OmrA and OmrB have multiple targets in the same regulatory pathway

We previously showed that OmrA/B inhibit the synthesis of CsgD (Holmqvist et al, 2010). OmrA/B also repress the synthesis of OmpR (Guillier & Gottesman, 2008), a transcriptional activator of csgD (Römling et al, 1998; Vidal et al, 1998; Prigent‐Combaret et al, 2001; Gerstel et al, 2003; Ogasawara et al, 2010; Fig 1A). As a result of the dual repression of these biofilm activators, ectopic overexpression of OmrA or OmrB downregulates curli production, resulting in white colonies on Congo red indicator plates (Holmqvist et al, 2010; Fig 1B).
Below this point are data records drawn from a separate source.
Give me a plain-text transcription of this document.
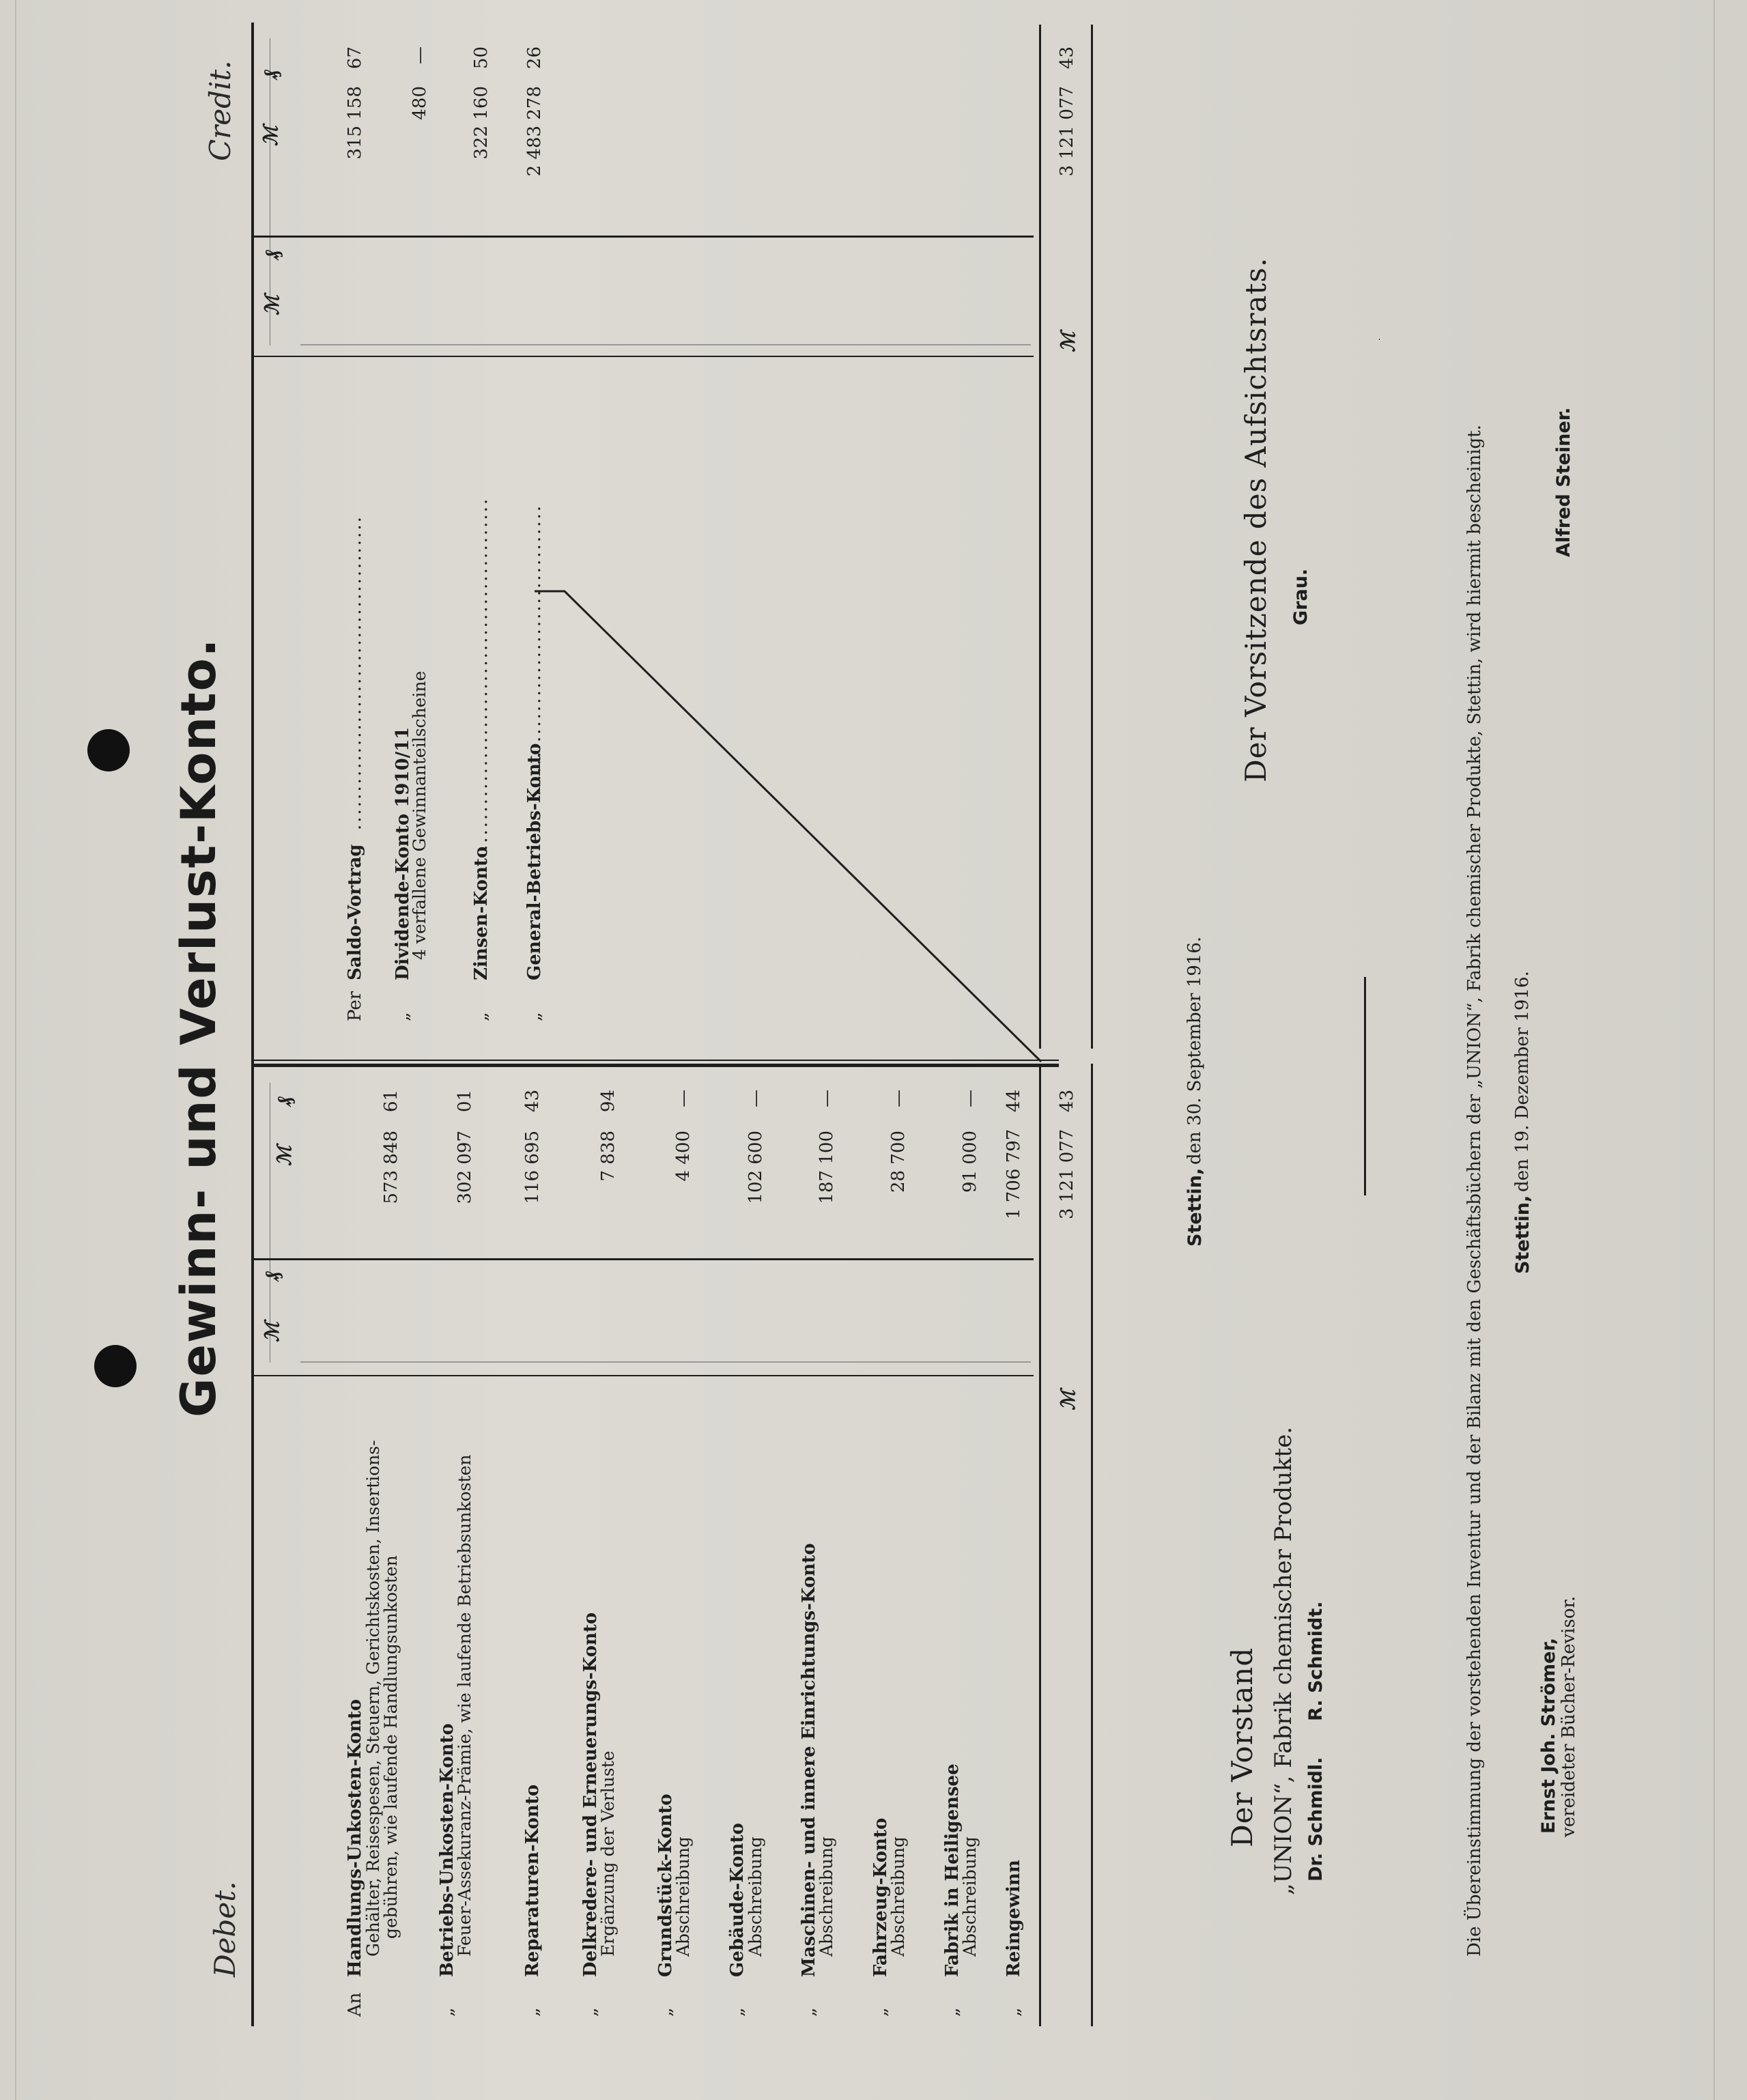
Gewinn- und Verlust-Konto.
Debet.
Credit.
ℳ
₰
ℳ
₰
ℳ
₰
ℳ
₰
An
Handlungs-Unkosten-Konto
Gehälter, Reisespesen, Steuern, Gerichtskosten, Insertions-
gebühren, wie laufende Handlungsunkosten
573 848
61
„
Betriebs-Unkosten-Konto
Feuer-Assekuranz-Prämie, wie laufende Betriebsunkosten
302 097
01
„
Reparaturen-Konto
116 695
43
„
Delkredere- und Erneuerungs-Konto
Ergänzung der Verluste
7 838
94
„
Grundstück-Konto
Abschreibung
4 400
—
„
Gebäude-Konto
Abschreibung
102 600
—
„
Maschinen- und innere Einrichtungs-Konto
Abschreibung
187 100
—
„
Fahrzeug-Konto
Abschreibung
28 700
—
„
Fabrik in Heiligensee
Abschreibung
91 000
—
„
Reingewinn
1 706 797
44
ℳ
3 121 077
43
Per
Saldo-Vortrag
.........................................
315 158
67
„
Dividende-Konto 1910/11
4 verfallene Gewinnanteilscheine
480
—
„
Zinsen-Konto
..............................................
322 160
50
„
General-Betriebs-Konto
......................................
2 483 278
26
ℳ
3 121 077
43
Stettin,
den 30. September 1916.
Der Vorstand „UNION“, Fabrik chemischer Produkte. Dr. Schmidl.
R. Schmidt.
Der Vorsitzende des Aufsichtsrats. Grau.	Die Übereinstimmung der vorstehenden Inventur und der Bilanz mit den Geschäftsbüchern der „UNION“, Fabrik chemischer Produkte, Stettin, wird hiermit bescheinigt. Stettin,
den 19. Dezember 1916.
Ernst Joh. Strömer, vereideter Bücher-Revisor.
Alfred Steiner.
In an attempt to render curli production independent of OmrA/B, we introduced chromosomal point mutations in csgD and ompR mRNAs that disrupt base‐pairing with both sRNAs (Guillier & Gottesman, 2008; Holmqvist et al, 2010; Fig 1C). Surprisingly, these mutations failed to suppress the OmrA/B‐dependent inhibition of curli production, as overexpression of the sRNAs still gave white colonies on the indicator plates (Fig 1B and Appendix Fig S1). This suggested that OmrA/B may inhibit curli formation not only through csgD and ompR, but also other targets.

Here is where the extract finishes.